Making the canes remains a fairly low-tech process. It looks easy when Chocolate Nugget employee Charlie Ouderkirk does it - but he's had five years to perfect it.

Ten pounds of sugar and 10 pounds of corn syrup go into a kettle, which is placed on an open gas flame. Two quarts of water are added, and 30 minutes later, the amber-colored mixture is bubbling at a temperature between 260 and 300 degrees Fahrenheit.

The kettle is emptied onto a steel table. Ouderkirk measures 10 milliliters of peppermint oil into the candy.

As the room fills with the smell of peppermint and Ouderkirk's eyes water, he uses a large scraper to fold the still bubbling mixture from a strip about 5 feet long and 18 inches wide into an amber pillow.

Caroline Salzwimmer mixes red food dye into a fifth of the mixture, while Ouderkirk and co-worker Rod Bull take the rest to an 8-inch hook jutting from the wall. They take turns pulling it, wrapping it back around the hook, then pulling it again - a physically demanding process that turns the amber compound into a familiar white as air blends in.

Finally, the red and white mixtures are combined and placed on a 6-inch-wide, 10-foot-long canvas conveyer belt heated by gas flames. As the candy blob turns on the narrow strip, it lenghtens and thins.

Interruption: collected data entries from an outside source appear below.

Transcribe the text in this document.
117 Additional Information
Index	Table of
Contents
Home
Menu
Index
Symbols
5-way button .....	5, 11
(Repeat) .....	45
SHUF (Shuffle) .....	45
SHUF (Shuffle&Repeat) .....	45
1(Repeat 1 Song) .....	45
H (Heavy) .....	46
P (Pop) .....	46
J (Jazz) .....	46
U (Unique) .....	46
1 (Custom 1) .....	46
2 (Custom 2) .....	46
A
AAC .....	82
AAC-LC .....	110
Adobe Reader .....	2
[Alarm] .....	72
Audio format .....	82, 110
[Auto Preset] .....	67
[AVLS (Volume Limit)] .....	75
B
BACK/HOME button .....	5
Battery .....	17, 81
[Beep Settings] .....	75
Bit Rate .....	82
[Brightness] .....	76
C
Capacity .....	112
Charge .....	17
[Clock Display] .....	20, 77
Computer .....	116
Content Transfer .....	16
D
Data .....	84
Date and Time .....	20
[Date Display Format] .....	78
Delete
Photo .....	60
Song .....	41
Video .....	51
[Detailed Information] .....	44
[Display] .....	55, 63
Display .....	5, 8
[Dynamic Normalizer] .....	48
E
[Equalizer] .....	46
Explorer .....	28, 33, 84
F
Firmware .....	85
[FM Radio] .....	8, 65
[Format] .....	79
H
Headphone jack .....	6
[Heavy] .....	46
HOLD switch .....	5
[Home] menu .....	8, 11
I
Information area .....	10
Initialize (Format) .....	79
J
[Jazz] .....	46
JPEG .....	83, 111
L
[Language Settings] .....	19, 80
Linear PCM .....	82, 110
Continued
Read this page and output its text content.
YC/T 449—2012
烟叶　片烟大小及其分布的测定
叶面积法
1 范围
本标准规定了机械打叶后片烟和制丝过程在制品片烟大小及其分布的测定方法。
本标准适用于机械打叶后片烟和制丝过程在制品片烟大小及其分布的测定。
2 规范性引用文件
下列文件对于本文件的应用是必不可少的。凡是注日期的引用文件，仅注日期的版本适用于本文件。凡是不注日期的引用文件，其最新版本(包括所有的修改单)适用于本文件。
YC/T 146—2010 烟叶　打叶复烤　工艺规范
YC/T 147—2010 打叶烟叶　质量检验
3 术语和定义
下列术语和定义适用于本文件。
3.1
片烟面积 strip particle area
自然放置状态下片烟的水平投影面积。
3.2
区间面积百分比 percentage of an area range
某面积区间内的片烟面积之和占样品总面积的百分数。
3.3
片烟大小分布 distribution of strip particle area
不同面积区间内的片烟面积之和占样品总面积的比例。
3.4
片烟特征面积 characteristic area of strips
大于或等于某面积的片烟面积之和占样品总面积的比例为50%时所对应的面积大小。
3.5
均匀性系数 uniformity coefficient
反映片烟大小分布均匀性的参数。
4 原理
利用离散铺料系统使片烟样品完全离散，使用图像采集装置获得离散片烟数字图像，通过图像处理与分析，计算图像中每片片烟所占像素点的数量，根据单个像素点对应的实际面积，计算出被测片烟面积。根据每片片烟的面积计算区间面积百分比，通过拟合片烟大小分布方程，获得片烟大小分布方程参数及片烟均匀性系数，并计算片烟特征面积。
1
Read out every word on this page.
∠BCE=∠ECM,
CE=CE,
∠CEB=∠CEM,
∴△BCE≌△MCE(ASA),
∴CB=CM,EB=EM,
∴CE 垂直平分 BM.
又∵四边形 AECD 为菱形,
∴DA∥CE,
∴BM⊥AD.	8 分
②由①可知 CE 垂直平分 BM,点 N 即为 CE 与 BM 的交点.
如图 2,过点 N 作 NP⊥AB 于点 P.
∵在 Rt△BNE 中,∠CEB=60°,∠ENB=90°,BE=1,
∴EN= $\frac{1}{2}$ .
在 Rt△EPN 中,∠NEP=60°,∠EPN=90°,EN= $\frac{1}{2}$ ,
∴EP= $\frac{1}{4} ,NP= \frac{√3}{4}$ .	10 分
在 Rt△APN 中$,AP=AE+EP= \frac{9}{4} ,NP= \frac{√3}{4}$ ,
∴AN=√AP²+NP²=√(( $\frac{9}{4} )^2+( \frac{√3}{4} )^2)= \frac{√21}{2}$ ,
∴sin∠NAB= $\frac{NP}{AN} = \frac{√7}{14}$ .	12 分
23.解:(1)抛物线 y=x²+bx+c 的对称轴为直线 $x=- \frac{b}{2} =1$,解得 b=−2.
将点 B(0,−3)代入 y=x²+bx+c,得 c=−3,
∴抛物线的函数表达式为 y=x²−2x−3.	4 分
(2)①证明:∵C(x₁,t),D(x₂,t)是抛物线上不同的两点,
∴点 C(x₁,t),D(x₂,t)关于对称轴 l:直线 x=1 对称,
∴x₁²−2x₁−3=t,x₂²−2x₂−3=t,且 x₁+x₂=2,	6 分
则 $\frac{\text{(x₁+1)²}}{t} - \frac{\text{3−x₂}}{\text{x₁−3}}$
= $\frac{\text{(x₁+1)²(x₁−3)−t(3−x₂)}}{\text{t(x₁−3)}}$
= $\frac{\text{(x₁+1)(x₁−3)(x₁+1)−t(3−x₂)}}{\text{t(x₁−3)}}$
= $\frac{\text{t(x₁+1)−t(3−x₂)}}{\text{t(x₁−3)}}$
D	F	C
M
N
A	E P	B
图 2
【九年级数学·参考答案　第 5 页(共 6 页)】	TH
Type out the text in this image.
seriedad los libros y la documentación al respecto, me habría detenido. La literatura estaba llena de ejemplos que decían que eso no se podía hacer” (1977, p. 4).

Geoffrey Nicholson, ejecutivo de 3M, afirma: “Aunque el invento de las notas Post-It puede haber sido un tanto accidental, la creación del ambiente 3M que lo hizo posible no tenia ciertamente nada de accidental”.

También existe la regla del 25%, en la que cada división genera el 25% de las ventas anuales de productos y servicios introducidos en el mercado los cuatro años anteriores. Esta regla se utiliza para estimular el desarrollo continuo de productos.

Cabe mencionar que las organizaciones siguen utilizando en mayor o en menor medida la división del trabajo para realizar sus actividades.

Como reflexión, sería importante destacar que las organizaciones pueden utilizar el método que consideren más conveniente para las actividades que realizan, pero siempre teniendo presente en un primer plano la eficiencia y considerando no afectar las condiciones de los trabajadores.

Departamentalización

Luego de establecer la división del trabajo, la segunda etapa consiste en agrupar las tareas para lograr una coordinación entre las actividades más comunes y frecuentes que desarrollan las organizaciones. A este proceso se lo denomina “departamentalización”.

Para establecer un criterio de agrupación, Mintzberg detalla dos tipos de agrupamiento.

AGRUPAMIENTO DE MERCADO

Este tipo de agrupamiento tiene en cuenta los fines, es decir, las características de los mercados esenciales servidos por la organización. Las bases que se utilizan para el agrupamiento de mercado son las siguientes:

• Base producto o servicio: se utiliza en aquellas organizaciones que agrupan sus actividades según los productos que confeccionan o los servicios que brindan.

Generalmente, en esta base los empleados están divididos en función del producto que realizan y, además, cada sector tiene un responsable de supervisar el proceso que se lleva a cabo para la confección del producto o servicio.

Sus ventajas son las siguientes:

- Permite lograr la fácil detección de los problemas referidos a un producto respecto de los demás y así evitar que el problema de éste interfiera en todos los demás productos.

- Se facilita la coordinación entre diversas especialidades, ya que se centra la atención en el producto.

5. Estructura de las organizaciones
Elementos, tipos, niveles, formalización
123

Ouderkirk snips the candy into into foot-long pieces.

Bull and Salzwimmer roll the pieces until they're cool enough that they won't flatten once they're placed on a cookie sheet, but still are warm enough to bend into shape.

Frank Salzwimmer's recipes not only are followed to the letter, they are hand-printed on the 5-by-8 cards in a plastic holder just above the scales where Ouderkirk metes out his ingredients.